03/25/2007 11:00PM

Small stable has its horses ready to run at Keeneland


While growing up in Kentucky, it didn't take Phil Sims long to learn which career path he wanted to follow. He earned his trainer's license at age 18, and has been practicing his craft for 27 years.

"My father had broodmares when I was a teenager, and we'd race a few fillies now and then," Sims said. "Some of the young fillies didn't get in foal, so I started training them, a couple at a time, and it snowballed from there."

Sims doesn't claim many horses. He focuses on buying yearlings at auction and on training homebreds raised by his clients. His average auction purchase is in the $25,000 range, so he can't afford to buy any trendy pedigrees.

"I like a strong, sturdy, hard-knocking dam, who raced a lot of times and won often, even if she wasn't running in top-class races," he said. "Maybe she won seven races and $150,000 the hard way, in claiming races. I like stallions who were sturdy and ran several times, who were successful going the classic distance."

Sims has 18 horses in his barn at Keeneland and another 16 2-year-olds on the farm. He said he believes in a hands-on approach, and he means that literally.

"I feel each horse's legs every day, check their coat, and see if they are cleaning up their feed tub," he said. "I want to know how they are doing each day. I don't want to have so many horses under my care that I can't give them lots of individual attention."

His best horse is Joe Got Even, who was purchased by Sims for $25,000 after his reserve price was not met at auction. Joe Got Even finished a fast-closing third in the Grade 2, $500,000 Lane's End Stakes at Turfway on March 24. If he stays healthy and can accumulate enough graded stakes earnings to get into the race, Joe Got Even could make his presence felt in the Kentucky Derby.

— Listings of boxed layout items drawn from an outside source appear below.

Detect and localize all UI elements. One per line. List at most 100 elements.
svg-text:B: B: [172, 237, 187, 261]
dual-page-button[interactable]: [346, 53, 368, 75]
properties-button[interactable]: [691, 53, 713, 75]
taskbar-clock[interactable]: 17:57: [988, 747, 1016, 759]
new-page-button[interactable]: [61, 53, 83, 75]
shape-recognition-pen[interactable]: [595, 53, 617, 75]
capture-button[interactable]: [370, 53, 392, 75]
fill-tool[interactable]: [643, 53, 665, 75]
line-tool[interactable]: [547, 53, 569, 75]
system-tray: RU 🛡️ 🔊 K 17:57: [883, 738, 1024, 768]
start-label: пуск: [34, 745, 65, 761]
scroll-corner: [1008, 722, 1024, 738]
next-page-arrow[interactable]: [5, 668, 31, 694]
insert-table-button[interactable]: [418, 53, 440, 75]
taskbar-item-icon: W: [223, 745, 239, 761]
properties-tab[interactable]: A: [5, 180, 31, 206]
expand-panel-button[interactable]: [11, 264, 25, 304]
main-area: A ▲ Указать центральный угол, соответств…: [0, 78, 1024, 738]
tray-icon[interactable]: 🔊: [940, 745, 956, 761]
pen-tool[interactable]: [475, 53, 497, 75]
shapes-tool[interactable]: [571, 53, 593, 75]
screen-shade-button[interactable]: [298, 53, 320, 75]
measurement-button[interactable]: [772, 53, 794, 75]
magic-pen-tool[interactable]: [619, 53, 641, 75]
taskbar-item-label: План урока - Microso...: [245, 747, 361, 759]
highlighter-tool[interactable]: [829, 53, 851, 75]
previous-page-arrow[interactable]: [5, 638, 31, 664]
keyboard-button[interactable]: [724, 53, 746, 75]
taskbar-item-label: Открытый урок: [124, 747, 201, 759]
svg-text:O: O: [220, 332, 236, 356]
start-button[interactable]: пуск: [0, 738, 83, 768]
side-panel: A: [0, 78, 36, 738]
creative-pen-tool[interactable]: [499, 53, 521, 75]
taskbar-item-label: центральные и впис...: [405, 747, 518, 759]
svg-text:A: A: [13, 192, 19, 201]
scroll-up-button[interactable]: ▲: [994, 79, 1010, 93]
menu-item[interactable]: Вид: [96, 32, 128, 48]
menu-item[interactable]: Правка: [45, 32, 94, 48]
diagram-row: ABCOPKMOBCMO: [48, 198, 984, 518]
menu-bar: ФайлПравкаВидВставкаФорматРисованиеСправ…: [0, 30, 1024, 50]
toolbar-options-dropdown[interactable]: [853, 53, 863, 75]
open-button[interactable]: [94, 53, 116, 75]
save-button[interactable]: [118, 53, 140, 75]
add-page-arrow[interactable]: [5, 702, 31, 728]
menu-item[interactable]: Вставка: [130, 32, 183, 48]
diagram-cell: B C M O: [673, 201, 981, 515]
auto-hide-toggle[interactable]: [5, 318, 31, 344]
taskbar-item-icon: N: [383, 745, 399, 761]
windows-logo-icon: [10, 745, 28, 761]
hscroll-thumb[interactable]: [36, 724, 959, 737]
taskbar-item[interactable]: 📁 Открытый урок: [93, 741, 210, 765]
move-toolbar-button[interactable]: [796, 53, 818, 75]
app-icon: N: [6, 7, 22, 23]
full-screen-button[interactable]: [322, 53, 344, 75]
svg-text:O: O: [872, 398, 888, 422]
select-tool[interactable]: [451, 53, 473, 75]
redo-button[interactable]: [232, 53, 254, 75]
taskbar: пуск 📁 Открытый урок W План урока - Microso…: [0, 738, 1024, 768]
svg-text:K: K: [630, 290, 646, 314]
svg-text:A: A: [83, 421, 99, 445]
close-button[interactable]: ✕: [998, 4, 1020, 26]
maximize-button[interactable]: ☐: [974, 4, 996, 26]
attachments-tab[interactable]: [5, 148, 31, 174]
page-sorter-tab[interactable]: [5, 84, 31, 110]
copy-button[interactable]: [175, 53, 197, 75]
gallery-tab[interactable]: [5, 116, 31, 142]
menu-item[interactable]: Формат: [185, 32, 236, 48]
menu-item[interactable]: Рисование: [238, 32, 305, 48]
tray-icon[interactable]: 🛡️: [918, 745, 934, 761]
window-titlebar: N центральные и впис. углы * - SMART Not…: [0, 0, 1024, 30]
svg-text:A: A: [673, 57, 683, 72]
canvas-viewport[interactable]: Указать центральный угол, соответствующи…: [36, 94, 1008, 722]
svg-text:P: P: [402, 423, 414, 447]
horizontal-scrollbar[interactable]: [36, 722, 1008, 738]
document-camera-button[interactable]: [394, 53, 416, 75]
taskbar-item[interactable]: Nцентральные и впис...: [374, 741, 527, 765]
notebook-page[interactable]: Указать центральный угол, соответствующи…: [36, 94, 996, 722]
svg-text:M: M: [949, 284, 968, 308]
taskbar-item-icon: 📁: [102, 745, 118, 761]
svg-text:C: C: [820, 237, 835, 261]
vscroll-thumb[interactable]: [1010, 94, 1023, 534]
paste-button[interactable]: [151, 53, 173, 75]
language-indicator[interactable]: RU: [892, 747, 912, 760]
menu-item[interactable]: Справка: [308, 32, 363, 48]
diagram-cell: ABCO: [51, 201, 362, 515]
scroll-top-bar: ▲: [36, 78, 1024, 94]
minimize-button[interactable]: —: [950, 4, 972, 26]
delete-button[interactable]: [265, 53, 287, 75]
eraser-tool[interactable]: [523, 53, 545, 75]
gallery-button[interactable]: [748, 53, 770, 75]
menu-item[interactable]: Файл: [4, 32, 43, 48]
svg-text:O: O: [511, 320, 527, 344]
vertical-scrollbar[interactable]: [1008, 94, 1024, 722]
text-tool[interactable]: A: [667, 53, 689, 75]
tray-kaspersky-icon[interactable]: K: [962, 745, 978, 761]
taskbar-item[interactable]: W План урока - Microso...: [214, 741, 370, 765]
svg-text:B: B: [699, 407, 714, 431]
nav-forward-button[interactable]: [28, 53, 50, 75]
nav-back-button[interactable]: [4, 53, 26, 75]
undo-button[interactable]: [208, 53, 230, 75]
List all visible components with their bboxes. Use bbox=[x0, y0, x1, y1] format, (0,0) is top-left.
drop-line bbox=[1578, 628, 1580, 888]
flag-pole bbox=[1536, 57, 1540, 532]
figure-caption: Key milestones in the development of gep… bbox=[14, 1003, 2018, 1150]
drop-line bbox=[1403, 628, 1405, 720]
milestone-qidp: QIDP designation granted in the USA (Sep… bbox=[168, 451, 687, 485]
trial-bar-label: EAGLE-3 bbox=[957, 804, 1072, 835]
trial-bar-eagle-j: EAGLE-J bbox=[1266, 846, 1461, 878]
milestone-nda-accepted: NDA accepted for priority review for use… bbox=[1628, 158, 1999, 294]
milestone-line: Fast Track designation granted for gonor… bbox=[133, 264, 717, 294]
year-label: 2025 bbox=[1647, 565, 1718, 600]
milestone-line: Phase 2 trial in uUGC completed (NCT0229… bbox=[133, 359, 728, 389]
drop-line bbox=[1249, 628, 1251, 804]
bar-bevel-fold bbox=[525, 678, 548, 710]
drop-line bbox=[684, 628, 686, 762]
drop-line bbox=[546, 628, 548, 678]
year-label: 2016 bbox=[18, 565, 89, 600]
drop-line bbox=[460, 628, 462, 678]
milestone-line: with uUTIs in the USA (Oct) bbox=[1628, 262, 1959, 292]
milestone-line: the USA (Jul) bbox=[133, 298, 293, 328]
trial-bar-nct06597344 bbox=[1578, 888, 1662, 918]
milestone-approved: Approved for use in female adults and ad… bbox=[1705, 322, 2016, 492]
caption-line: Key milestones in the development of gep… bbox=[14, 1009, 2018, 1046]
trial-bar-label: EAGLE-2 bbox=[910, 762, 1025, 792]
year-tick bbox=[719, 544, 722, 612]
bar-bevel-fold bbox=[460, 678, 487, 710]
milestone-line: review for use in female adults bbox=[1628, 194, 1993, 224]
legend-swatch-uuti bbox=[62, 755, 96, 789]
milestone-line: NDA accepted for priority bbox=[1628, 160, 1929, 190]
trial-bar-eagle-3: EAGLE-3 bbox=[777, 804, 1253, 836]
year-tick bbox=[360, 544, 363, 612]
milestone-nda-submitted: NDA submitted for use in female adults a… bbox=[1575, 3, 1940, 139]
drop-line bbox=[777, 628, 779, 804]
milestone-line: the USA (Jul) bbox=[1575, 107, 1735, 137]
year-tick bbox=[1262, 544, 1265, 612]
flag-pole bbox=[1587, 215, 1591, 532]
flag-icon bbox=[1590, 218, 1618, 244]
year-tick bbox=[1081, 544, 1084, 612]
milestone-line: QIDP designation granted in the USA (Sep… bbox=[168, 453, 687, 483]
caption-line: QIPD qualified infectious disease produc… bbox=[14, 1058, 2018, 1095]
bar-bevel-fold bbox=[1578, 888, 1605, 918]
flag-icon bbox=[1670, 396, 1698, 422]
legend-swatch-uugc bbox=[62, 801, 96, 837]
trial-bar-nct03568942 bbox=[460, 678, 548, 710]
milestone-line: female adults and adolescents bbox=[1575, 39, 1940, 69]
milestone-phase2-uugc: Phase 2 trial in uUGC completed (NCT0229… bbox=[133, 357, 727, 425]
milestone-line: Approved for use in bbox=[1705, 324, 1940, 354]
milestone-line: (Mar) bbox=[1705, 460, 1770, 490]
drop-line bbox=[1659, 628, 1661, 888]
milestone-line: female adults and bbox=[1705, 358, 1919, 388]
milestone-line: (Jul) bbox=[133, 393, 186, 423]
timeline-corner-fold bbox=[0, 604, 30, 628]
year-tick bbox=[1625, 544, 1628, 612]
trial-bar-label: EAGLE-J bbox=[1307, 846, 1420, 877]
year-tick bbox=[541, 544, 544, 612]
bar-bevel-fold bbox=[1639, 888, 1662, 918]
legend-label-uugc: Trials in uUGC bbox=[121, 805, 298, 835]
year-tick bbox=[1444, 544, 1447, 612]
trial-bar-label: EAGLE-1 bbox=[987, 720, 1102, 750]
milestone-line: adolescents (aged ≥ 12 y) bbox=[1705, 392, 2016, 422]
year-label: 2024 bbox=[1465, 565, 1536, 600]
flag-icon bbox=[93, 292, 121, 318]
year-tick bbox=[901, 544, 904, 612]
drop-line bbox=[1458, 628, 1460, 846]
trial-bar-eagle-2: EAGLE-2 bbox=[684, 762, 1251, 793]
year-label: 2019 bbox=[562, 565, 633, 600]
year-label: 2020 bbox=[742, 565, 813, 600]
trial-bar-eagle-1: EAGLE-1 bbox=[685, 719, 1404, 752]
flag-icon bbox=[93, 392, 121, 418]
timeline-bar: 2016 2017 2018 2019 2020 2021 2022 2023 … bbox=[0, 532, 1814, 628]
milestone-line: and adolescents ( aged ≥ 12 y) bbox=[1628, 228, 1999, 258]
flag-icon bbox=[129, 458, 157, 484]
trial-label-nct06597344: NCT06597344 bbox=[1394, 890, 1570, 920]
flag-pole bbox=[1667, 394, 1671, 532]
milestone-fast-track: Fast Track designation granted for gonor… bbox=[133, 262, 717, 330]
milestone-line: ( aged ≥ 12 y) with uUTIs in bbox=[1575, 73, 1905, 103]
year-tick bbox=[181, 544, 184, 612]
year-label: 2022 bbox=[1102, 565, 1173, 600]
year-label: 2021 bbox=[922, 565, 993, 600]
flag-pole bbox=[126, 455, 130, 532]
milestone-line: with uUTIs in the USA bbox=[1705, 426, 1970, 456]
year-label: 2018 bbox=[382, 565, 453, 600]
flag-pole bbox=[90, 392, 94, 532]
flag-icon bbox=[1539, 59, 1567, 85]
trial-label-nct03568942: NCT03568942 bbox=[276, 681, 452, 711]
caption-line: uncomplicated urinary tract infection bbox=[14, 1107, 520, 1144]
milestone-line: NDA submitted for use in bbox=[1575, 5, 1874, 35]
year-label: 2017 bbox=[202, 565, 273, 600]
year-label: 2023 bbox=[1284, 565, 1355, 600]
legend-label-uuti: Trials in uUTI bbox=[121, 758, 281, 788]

The 1 1/4-mile distance should suit him well.

If that scenario doesn't pan out, Sims knows there are other appealing options.

"There are still a lot of other good races to shoot for with a nice horse like this, like the Ohio Derby and other stakes races," said Sims.

Meanwhile, the Keeneland meet is just around the corner, and Sims is excited about it. He started 10 horses at Keeneland in October. His horses were well placed, as 50 percent of them finished first or second, with 2 wins and 3 second-place finishes. Sims expects his horses to make about 20 starts at the spring meet.

How does he prepare for Keeneland?

"I like to back off on my horses during the last few weeks of the Turfway meet so they'll be fresh and ready to run well when Keeneland opens," Sims said.

His statistics show the value of an occasional freshening. When his horses are rested for 31 to 60 days they win at a 26 percent rate, with a $2.43 return on investment.

Sims does well with horses who are new to his barn, with 3 wins from 6 starts, and a $5.40 ROI. He has also enjoyed a 50 percent win rate with first-time blinkers, with a $3.33 ROI on 3 wins from 6 runners off such a move. But he has fared best with first-time Lasix, with 2 wins from 2 starts and an $18.90 ROI. Watch out when his horses are going well. His last-out winners repeat 23 percent of the time, with a $2.56 ROI.

When asked which of his likely starters at Keeneland bettors should pay special attention to, Sims mentioned Marquee Delivery, who finished second at Keeneland last fall in her debut and has been off since that race. Total, the filly who beat her, has since become a stakes winner. Marquee Delivery is also training well for her return.